As he drives, he passes Arnold’s mother’s house. At the window stands Arnold himself. Now he is having another vision. This time it appears to be a memory of when Sowash – as a beat cop – arrested Arnold. Why blame Sowash? The man was just doing his job! He didn’t neglect Arnold’s mother or testify against him in court like Taylor did. This poor schmuck doesn’t deserve to die. Maybe he is due for a severe ass-beating due to the truly godawful, horrendous and vomit-inducing apparel he is wearing, but die? Nope. Seriously, the suit he has on is something I would not want to be caught dead in. I think it was in fashion for about five minutes in the mid 70’s. It truly is hideous.

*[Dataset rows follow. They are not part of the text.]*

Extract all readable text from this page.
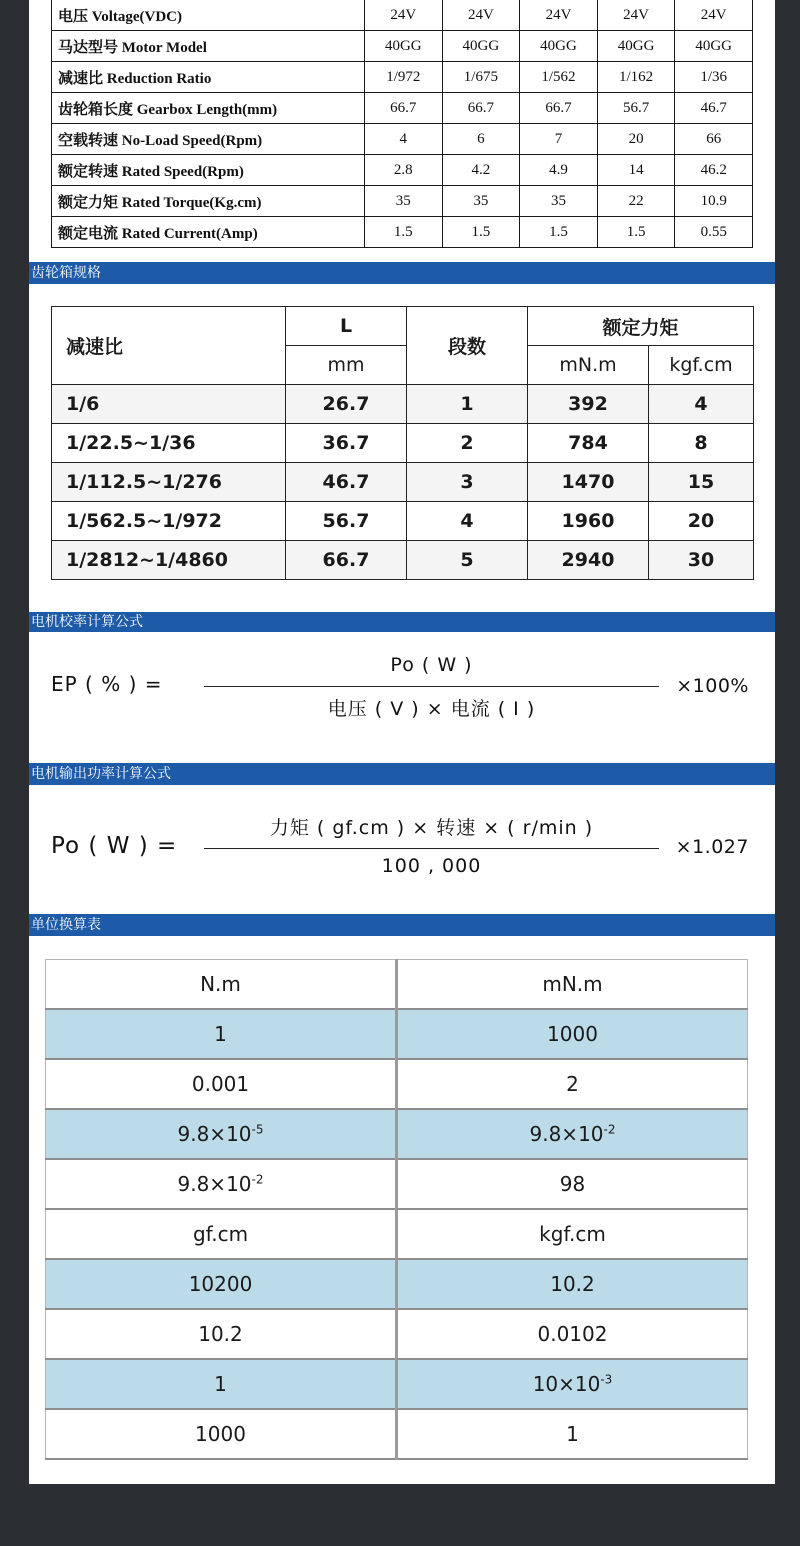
电压 Voltage(VDC)	24V	24V	24V	24V	24V
马达型号 Motor Model	40GG	40GG	40GG	40GG	40GG
减速比 Reduction Ratio	1/972	1/675	1/562	1/162	1/36
齿轮箱长度 Gearbox Length(mm)	66.7	66.7	66.7	56.7	46.7
空载转速 No-Load Speed(Rpm)	4	6	7	20	66
额定转速 Rated Speed(Rpm)	2.8	4.2	4.9	14	46.2
额定力矩 Rated Torque(Kg.cm)	35	35	35	22	10.9
额定电流 Rated Current(Amp)	1.5	1.5	1.5	1.5	0.55
齿轮箱规格
减速比	L	段数	额定力矩	
	mm		mN.m	kgf.cm
1/6	26.7	1	392	4
1/22.5~1/36	36.7	2	784	8
1/112.5~1/276	46.7	3	1470	15
1/562.5~1/972	56.7	4	1960	20
1/2812~1/4860	66.7	5	2940	30
电机校率计算公式
EP ( % ) =
Po ( W )
电压 ( V ) × 电流 ( I )
×100%
电机输出功率计算公式
Po ( W ) =
力矩 ( gf.cm ) × 转速 × ( r/min )
100 , 000
×1.027
单位换算表
N.m	mN.m
1	1000
0.001	2
$9.8\times 10^{-5}$	$9.8\times 10^{-2}$
$9.8\times 10^{-2}$	98
gf.cm	kgf.cm
10200	10.2
10.2	0.0102
1	$10\times 10^{-3}$
1000	1
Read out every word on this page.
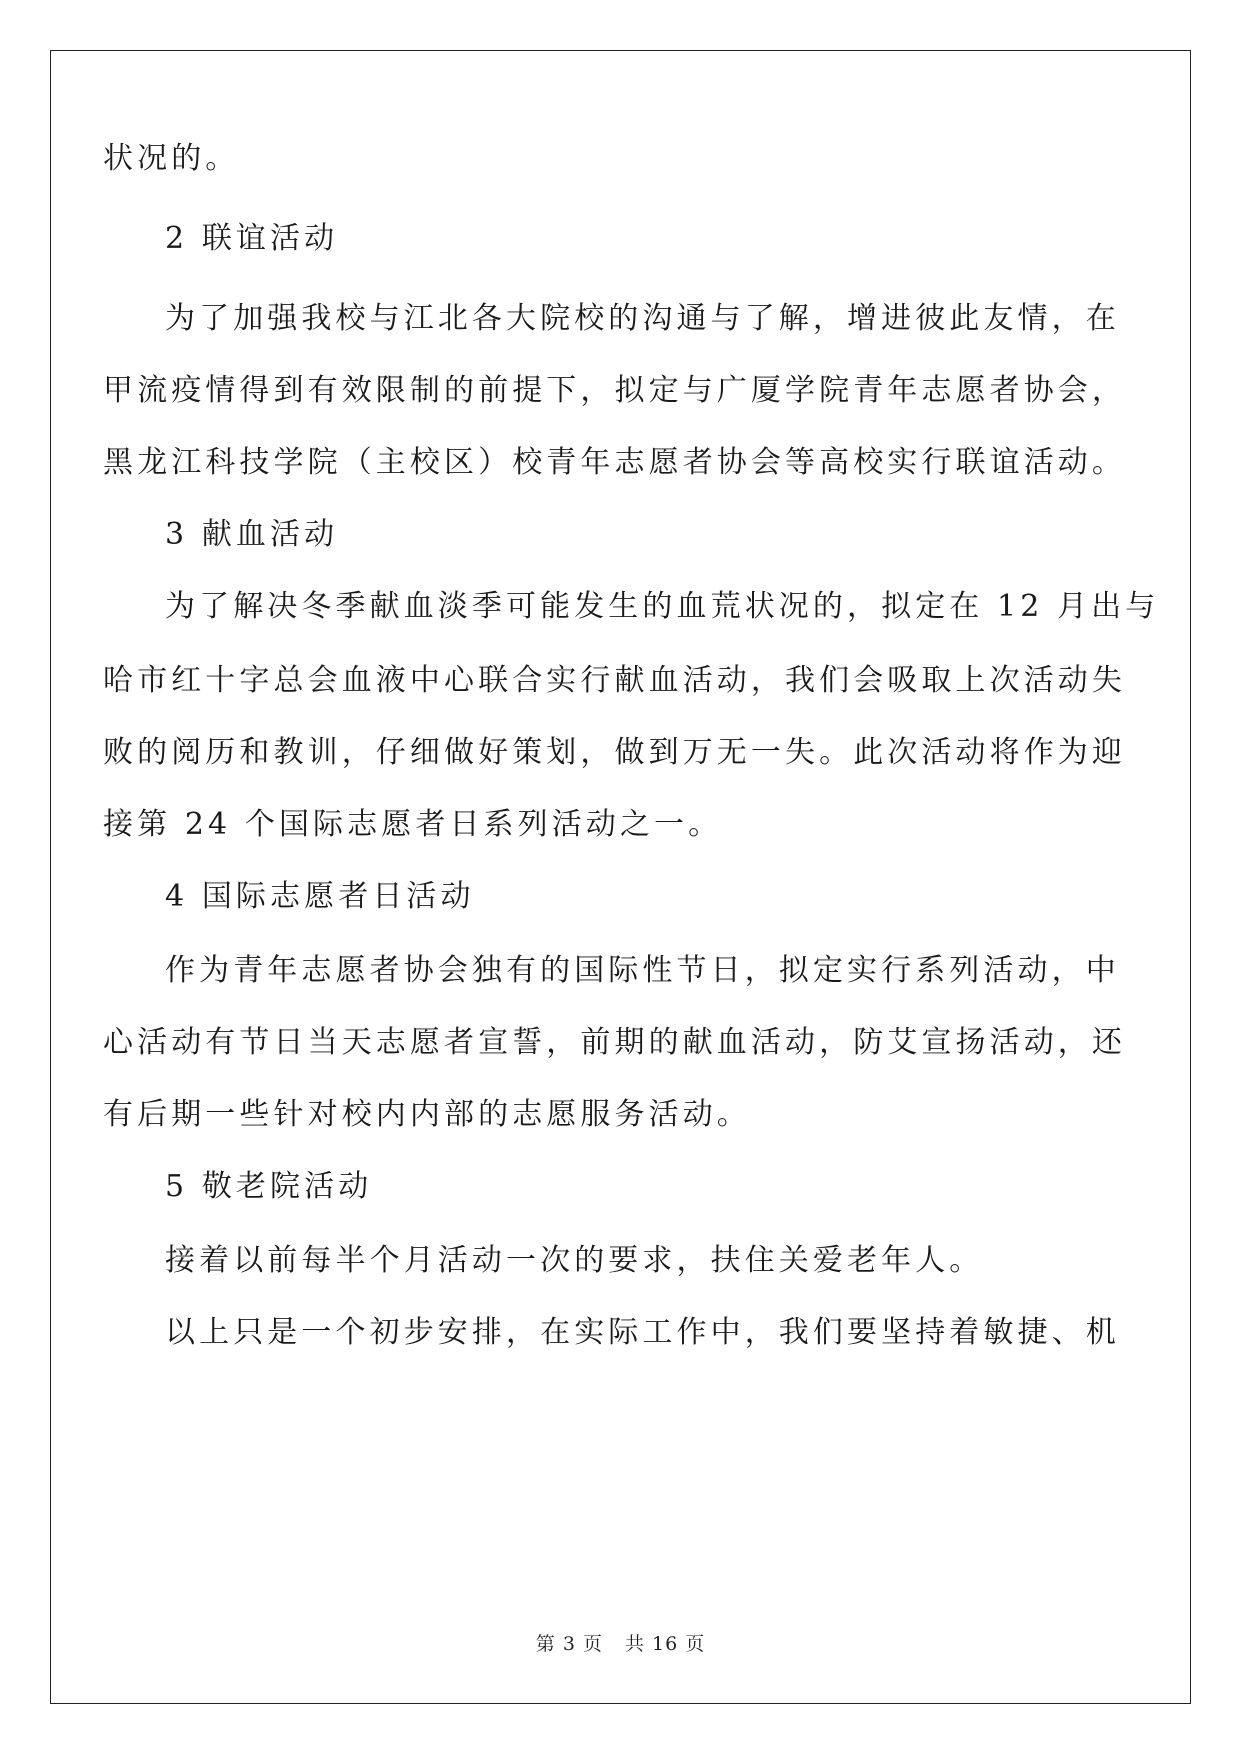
状况的。
2 联谊活动
为了加强我校与江北各大院校的沟通与了解，增进彼此友情，在
甲流疫情得到有效限制的前提下，拟定与广厦学院青年志愿者协会，
黑龙江科技学院（主校区）校青年志愿者协会等高校实行联谊活动。
3 献血活动
为了解决冬季献血淡季可能发生的血荒状况的，拟定在 12 月出与
哈市红十字总会血液中心联合实行献血活动，我们会吸取上次活动失
败的阅历和教训，仔细做好策划，做到万无一失。此次活动将作为迎
接第 24 个国际志愿者日系列活动之一。
4 国际志愿者日活动
作为青年志愿者协会独有的国际性节日，拟定实行系列活动，中
心活动有节日当天志愿者宣誓，前期的献血活动，防艾宣扬活动，还
有后期一些针对校内内部的志愿服务活动。
5 敬老院活动
接着以前每半个月活动一次的要求，扶住关爱老年人。
以上只是一个初步安排，在实际工作中，我们要坚持着敏捷、机
第 3 页 共 16 页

So as Sowash races down the street, a motorcycle cop clocks him going over the speed limit and lights him up. Sowash drives on a bit, but with the cycle in pursuit, he decides it is best if he slows down and lets the other cop know who he is. Alas, the car won’t slow down! He jams down on the brake but the car only increases in speed! He tries to call out to the cycle cop for help, explaining that he cannot control the car, but the cycle cop just keeps waving at him to pull over! Ha!

By now he is on the twisting roads in the hills and the motorcycle cop crashes when he is unable to navigate a turn at such high speed. Sowash continues on and as his car careens down the road, he sees the image of Arnold in his rear view mirror, sitting in the back seat. He turns his head, but the back seat is empty. He looks in the mirror again and there is Arnold! The car continues to race around and unable to get the door open and jump out, Sowash accompanies it over a cliff. KAPOW.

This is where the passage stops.